Anesthesiologist Virginia Apgar, M.D. developed the Apgar Score in 1952 as a “rapid method of assessing the clinical status of the newborn infant at 1 minute of age and the need for prompt intervention to establish breathing.” It quickly gained acceptance as a method assessing newborn well-being, and has been a standard element of newborn care ever since. So, imagine my surprise to see that the AAP and ACOG have jointly revised their statement on the use of Apgar. Published in the latest issue of Pediatrics, the full article is available (without a subscription) here.
The three main points messages in the statement are summarized nicely in the abstract: “The Apgar score alone cannot be considered as evidence of, or a consequence of, asphyxia; does not predict individual neonatal mortality or neurologic outcome; and should not be used for that purpose. An Apgar score assigned during resuscitation is not equivalent to a score assigned to a spontaneously breathing infant.” I’m okay with all of that.
There are, however, two elements I wish this statement addressed.
Sometimes, the Apgar score is assessed before a minute. I’ve seen it done in hospitals where I have worked. Lucky for me, when I was a young nurse, a veteran nurse impressed upon me the importance of waiting one full minute. I remember her exact words: “There’s a helluva lot you can do to spiff up that baby if you wait one full minute.” As I’m fond of saying that “One nurse’s observations do not a study make,” but I’ll bet research would show that the “1-minute Apgar score” is all too often assigned before 60 seconds of age. A “too soon” Apgar score combined with the subjectivity the AAP mentions, might render this measure less than useful.
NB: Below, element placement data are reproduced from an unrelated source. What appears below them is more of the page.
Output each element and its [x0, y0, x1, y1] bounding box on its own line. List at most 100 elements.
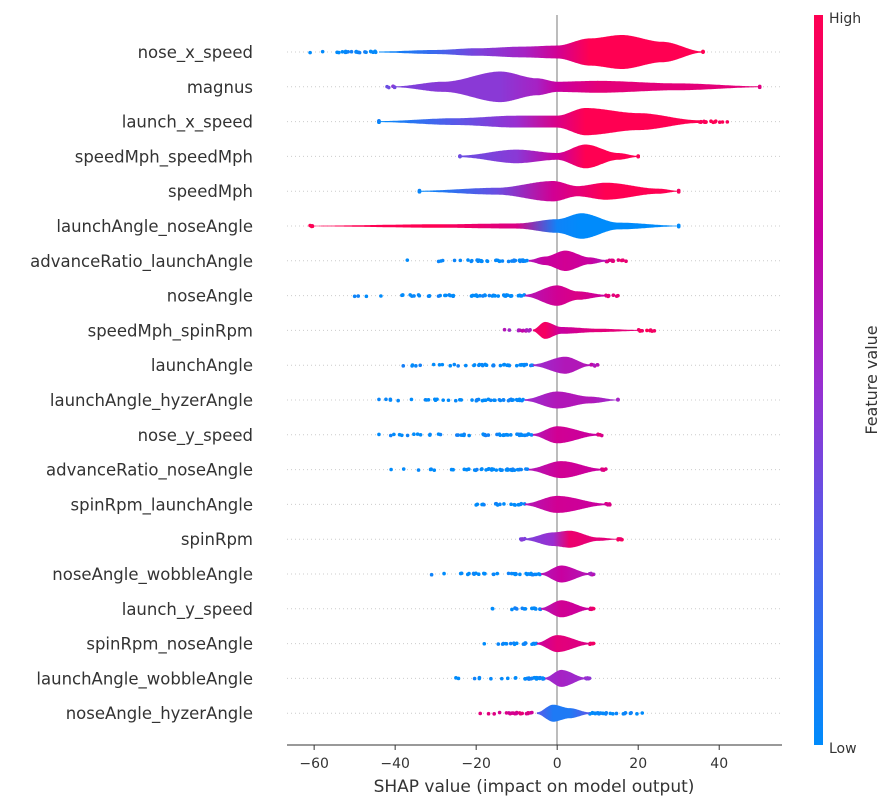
shap-dot	[517, 467, 522, 472]
shap-dot	[491, 363, 496, 368]
shap-dot	[640, 711, 645, 715]
shap-dot	[502, 327, 507, 332]
feature-row-launchAngle_hyzerAngle	[377, 391, 620, 409]
feature-label: launchAngle_hyzerAngle	[50, 391, 253, 411]
shap-dot	[520, 258, 524, 262]
shap-dot	[456, 364, 460, 368]
shap-dot	[497, 710, 502, 715]
shap-dot	[530, 642, 534, 647]
shap-dot	[497, 259, 502, 264]
shap-dot	[616, 258, 621, 262]
feature-label: noseAngle	[167, 287, 253, 306]
feature-label: speedMph_speedMph	[75, 147, 253, 167]
shap-dot	[611, 293, 616, 298]
feature-label: spinRpm_noseAngle	[86, 635, 253, 655]
feature-row-noseAngle_hyzerAngle	[478, 704, 645, 722]
shap-dot	[483, 433, 488, 438]
shap-dot	[416, 468, 421, 472]
violin-shape	[524, 391, 618, 409]
shap-dot	[475, 502, 480, 507]
shap-dot	[466, 258, 470, 262]
shap-dot	[676, 224, 681, 228]
shap-dot	[523, 607, 528, 611]
shap-dot	[428, 467, 433, 472]
violin-shape	[379, 108, 699, 136]
shap-dot	[405, 258, 410, 262]
shap-dot	[436, 432, 441, 436]
feature-label: launchAngle_wobbleAngle	[36, 669, 253, 689]
shap-dot	[638, 328, 643, 333]
shap-dot	[624, 259, 628, 264]
shap-dot	[492, 293, 497, 298]
shap-dot	[400, 293, 405, 297]
colorbar-label: Feature value	[862, 325, 881, 434]
shap-dot	[505, 676, 510, 681]
shap-dot	[622, 711, 627, 716]
shap-dot	[614, 711, 619, 716]
shap-dot	[410, 363, 415, 367]
shap-dot	[412, 432, 416, 436]
shap-dot	[645, 328, 649, 333]
shap-dot	[502, 502, 506, 506]
shap-dot	[538, 607, 542, 611]
shap-dot	[499, 676, 504, 681]
shap-dot	[513, 675, 518, 680]
shap-dot	[389, 467, 393, 472]
colorbar	[814, 15, 823, 745]
shap-dot	[453, 398, 458, 403]
feature-row-advanceRatio_noseAngle	[389, 461, 608, 479]
shap-dot	[440, 258, 445, 263]
x-tick-label: 0	[553, 756, 562, 772]
shap-dot	[506, 398, 511, 403]
shap-dot	[486, 397, 491, 402]
shap-dot	[428, 433, 432, 437]
shap-dot	[621, 258, 625, 262]
shap-dot	[509, 502, 513, 507]
shap-dot	[585, 676, 590, 680]
shap-dot	[475, 294, 480, 299]
shap-dot	[520, 329, 525, 333]
violin-shape	[419, 181, 679, 202]
feature-label: nose_x_speed	[138, 43, 253, 63]
violin-shape	[532, 321, 639, 339]
feature-row-spinRpm_noseAngle	[482, 635, 596, 653]
shap-dot	[523, 259, 528, 263]
shap-dot	[503, 641, 508, 646]
shap-dot	[309, 224, 314, 229]
shap-dot	[492, 712, 496, 716]
violin-shape	[524, 285, 606, 306]
shap-dot	[377, 432, 381, 437]
x-tick-label: −20	[461, 756, 491, 772]
shap-dot	[525, 572, 529, 577]
shap-dot	[418, 363, 423, 368]
x-tick-label: −60	[299, 756, 329, 772]
shap-dot	[477, 362, 482, 367]
shap-dot	[510, 607, 514, 612]
shap-dot	[538, 675, 542, 680]
shap-dot	[432, 468, 437, 473]
shap-dot	[605, 259, 610, 264]
shap-dot	[459, 433, 464, 437]
shap-dot	[495, 571, 500, 576]
shap-dot	[337, 50, 341, 55]
shap-dot	[417, 188, 422, 193]
shap-dot	[529, 571, 533, 576]
shap-dot	[508, 433, 513, 437]
feature-row-nose_y_speed	[377, 426, 604, 444]
shap-dot	[528, 363, 533, 368]
feature-label: launch_x_speed	[122, 113, 253, 133]
shap-dot	[441, 398, 445, 402]
shap-dot	[507, 328, 512, 332]
feature-label: speedMph	[168, 182, 253, 201]
feature-row-spinRpm_launchAngle	[474, 495, 612, 513]
x-tick-label: −40	[380, 756, 410, 772]
shap-dot	[497, 397, 502, 402]
shap-dot	[512, 641, 516, 645]
shap-dot	[452, 258, 457, 263]
shap-dot	[629, 710, 633, 715]
feature-row-advanceRatio_launchAngle	[405, 250, 628, 271]
shap-dot	[494, 468, 499, 472]
shap-dot	[436, 294, 441, 298]
shap-dot	[408, 293, 412, 297]
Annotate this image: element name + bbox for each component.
Another thing that goes unaddressed in the statement is a phenomenon we called “post-asphyxia” before that term was seemingly banned. The current statement points out that the Apgar score is not evidence of, or a consequence of, asphyxia nor can it predict individual neonatal mortality or neurologic outcome. Okay, but as a nurse, my job is not about mortality or long-term neurologic morbidity. My responsibility is to take care of that baby in the hours immediately following birth. I see a baby with that characteristic stare that often occurs after prolonged oxygen deprivation, and that speaks volumes to me about my plan of care for that baby. I don’t need an Apgar score or a word for the behavior I observe. But I do need a strategy for how to take care of a baby who is likely to be very lethargic and have depressed reflexes, including poor feeding behavior. I need to know that bradycardia or apnea may be lurking around the corner.
Most days, our focus is less about words and theoretical consequences and predictions; it’s more about carrying out precise assessments and high-quality clinical care.